The first few pages were innocuous enough—rough sketches, half-formed ideas, fragments of what could be—but the further I read, the more a terrifying pattern began to emerge. The protagonist was a man. He was a writer. He was me.

Each chapter chronicled intimate details of my life, moments no one else could possibly know. The way I always kept my pens organized by color. The whiskey I drank when I couldn’t sleep. The thoughts I only admitted to myself in the dead of night. But the horror didn’t end there—no, the final chapters were something else entirely.

They told of a slow, creeping descent into terror. Each word described how this man—how I—would die, alone and forgotten, hunted by something far more dangerous than Nora’s simple mystery. There were no metaphors here. No clever narrative tricks. This was a blueprint. A death sentence.

I looked up from the book to find Nora watching me, her expression unreadable. But there was something in her eyes, something dark and predatory. The warmth I had once seen was gone, replaced by an emptiness so cold it turned my blood to ice. She smiled—a slow, curling smile that never reached her eyes.

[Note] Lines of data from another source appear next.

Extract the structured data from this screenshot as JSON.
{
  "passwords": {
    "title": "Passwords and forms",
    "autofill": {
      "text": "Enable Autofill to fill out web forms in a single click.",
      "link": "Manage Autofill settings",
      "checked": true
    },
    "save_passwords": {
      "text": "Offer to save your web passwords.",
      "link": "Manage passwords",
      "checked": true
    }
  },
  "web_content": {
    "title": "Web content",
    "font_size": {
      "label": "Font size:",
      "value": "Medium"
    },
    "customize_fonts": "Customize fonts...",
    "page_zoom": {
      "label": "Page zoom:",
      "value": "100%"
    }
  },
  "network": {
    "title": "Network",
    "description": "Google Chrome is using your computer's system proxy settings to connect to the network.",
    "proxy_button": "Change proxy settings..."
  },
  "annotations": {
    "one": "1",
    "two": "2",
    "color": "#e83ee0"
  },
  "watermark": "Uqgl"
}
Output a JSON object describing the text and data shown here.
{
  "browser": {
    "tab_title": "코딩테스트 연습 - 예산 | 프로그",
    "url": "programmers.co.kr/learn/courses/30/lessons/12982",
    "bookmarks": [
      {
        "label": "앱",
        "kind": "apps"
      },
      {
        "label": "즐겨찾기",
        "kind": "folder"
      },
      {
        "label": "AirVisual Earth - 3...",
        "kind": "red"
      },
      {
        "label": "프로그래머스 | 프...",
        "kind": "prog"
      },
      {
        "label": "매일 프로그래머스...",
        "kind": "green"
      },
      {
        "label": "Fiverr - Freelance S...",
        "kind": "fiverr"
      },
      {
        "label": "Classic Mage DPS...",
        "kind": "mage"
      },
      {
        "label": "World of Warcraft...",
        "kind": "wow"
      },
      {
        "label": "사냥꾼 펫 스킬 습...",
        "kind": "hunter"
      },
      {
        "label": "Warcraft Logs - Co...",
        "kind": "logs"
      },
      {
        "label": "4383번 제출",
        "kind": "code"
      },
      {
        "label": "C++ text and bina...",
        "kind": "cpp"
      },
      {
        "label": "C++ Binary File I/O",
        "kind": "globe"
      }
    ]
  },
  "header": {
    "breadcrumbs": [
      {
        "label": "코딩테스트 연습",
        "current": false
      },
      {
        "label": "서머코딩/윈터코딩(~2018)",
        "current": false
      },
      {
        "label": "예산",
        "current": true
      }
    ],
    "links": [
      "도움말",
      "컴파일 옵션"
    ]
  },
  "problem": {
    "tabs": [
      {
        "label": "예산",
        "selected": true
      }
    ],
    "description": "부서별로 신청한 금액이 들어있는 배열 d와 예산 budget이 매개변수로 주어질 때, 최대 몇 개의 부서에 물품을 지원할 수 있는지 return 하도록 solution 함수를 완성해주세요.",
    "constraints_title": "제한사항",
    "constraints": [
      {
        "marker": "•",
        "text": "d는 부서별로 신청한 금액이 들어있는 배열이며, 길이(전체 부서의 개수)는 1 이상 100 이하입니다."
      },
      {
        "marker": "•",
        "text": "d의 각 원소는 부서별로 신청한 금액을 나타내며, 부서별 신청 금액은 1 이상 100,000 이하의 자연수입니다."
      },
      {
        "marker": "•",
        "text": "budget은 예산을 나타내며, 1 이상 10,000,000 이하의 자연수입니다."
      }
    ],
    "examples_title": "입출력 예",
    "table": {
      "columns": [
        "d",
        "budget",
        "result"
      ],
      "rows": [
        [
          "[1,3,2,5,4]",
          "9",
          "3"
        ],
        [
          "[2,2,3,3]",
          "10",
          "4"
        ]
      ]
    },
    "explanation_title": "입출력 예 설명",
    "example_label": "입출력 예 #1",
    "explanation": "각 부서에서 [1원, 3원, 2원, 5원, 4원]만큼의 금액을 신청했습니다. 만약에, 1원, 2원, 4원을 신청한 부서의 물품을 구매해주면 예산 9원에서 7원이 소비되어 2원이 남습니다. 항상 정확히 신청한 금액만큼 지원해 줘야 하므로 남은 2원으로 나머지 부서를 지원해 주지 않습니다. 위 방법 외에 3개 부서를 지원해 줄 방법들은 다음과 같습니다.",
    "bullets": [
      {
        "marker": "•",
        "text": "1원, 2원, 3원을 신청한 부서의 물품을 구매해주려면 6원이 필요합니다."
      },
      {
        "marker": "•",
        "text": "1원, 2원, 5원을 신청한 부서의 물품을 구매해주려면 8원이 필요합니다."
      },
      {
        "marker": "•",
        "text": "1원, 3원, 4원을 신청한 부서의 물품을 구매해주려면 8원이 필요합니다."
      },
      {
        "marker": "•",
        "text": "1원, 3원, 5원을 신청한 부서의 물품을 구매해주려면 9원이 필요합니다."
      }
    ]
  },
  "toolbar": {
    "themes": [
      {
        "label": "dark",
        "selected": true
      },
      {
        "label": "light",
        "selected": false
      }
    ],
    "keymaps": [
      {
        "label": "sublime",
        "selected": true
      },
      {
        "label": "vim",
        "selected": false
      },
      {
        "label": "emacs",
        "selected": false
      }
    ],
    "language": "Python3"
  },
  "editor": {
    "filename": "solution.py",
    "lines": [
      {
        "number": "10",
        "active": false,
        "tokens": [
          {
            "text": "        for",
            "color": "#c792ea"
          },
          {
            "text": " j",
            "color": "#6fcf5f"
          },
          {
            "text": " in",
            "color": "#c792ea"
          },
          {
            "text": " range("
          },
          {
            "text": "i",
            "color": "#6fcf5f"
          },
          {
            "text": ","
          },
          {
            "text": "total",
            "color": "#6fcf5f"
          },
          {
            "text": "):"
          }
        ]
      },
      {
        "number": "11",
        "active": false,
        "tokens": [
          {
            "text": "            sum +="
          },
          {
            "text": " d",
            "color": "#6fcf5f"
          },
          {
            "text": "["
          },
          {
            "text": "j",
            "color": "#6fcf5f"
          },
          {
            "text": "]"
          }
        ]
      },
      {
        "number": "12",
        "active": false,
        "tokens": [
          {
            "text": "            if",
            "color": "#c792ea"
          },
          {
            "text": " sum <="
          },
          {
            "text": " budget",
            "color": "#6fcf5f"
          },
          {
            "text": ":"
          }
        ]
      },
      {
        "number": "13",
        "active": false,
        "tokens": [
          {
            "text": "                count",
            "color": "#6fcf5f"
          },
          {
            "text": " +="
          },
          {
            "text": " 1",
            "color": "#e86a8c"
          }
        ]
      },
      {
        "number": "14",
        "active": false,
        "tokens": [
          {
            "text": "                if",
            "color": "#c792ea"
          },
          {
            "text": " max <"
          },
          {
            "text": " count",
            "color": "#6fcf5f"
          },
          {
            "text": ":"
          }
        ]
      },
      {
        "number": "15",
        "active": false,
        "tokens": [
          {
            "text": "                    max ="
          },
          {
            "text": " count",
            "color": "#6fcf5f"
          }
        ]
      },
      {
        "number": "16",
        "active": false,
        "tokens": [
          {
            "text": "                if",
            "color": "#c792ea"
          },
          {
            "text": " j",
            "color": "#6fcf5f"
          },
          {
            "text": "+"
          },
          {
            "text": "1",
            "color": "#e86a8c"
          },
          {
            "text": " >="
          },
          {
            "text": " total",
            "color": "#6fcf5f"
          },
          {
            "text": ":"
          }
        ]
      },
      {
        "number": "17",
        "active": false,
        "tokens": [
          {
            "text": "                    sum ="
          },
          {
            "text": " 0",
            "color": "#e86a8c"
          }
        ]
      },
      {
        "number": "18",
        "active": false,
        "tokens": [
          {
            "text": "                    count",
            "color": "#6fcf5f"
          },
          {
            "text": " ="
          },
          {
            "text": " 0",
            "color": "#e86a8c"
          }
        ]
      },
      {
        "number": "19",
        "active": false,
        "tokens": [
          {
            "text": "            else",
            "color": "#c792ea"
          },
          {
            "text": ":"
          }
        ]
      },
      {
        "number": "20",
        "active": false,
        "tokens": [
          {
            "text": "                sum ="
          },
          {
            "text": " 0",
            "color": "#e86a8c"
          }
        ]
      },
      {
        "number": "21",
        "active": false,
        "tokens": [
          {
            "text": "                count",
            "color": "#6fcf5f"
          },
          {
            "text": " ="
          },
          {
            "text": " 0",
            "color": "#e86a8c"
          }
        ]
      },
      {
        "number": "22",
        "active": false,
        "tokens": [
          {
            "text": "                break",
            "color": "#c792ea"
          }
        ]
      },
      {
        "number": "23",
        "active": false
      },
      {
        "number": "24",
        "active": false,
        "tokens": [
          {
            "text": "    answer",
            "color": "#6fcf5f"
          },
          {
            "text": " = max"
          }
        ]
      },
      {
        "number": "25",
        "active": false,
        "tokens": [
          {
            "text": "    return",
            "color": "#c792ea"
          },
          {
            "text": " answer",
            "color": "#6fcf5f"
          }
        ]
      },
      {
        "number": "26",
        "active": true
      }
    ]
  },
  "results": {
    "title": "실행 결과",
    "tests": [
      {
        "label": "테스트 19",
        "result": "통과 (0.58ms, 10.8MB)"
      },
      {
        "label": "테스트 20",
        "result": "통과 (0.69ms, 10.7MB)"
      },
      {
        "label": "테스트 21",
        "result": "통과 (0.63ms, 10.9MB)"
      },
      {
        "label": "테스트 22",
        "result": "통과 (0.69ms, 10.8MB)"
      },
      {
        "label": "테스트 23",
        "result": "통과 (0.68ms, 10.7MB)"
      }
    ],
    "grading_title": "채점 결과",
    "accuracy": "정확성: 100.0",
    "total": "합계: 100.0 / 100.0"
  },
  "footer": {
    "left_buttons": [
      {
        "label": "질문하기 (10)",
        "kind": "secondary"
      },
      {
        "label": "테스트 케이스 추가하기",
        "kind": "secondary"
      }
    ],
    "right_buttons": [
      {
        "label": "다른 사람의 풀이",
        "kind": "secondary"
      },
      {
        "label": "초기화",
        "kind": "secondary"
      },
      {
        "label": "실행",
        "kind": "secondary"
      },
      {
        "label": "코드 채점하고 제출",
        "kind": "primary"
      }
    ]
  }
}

“I’ve been working on that for a long time,” she whispered, stepping closer. Her voice was low, intimate, as though we were lovers sharing a secret. “It’s my best work yet, don’t you think? The final chapter is… exquisite.”

The realization hit me with sickening clarity—this wasn’t fiction. It wasn’t a story. It was a prophecy. Nora had been crafting my death with the precision of a master artist, every detail sharpened to perfection, every emotion honed for the ultimate cut. And I was the masterpiece.

I stumbled back, dropping the book as though it had burned me, but there was nowhere to run. The walls of her apartment seemed to close in, the shadows stretching, growing, until they swallowed everything in their path. Nora’s figure loomed before me, her face twisted with something feral, something no human could ever possess.

“You were always meant to be the final chapter,” she breathed, her lips brushing my ear like a lover’s caress. “My magnum opus, completed in flesh and blood.”

I turned to flee, but the shadows reached out, cold fingers clawing at my ankles, dragging me down. My mind screamed, but my body betrayed me, frozen in place as she knelt beside me, her fingers tracing the outline of my throat.

“You’ll die beautifully,” she promised, her voice soft and soothing, like a lullaby sung by the damned. “I’ll make sure of it.”

The last thing I saw before the darkness consumed me was her smile—a perfect, serene smile, as though she had written this moment a thousand times before. And in that final, terrible instant, I realized the truth: Nora hadn’t just been writing my story.

She had been living it.

The unwritten chapters would be scrawled in blood, a story of obsession, murder, and twisted love. And I, the unwitting protagonist, had already lost my chance to rewrite the ending.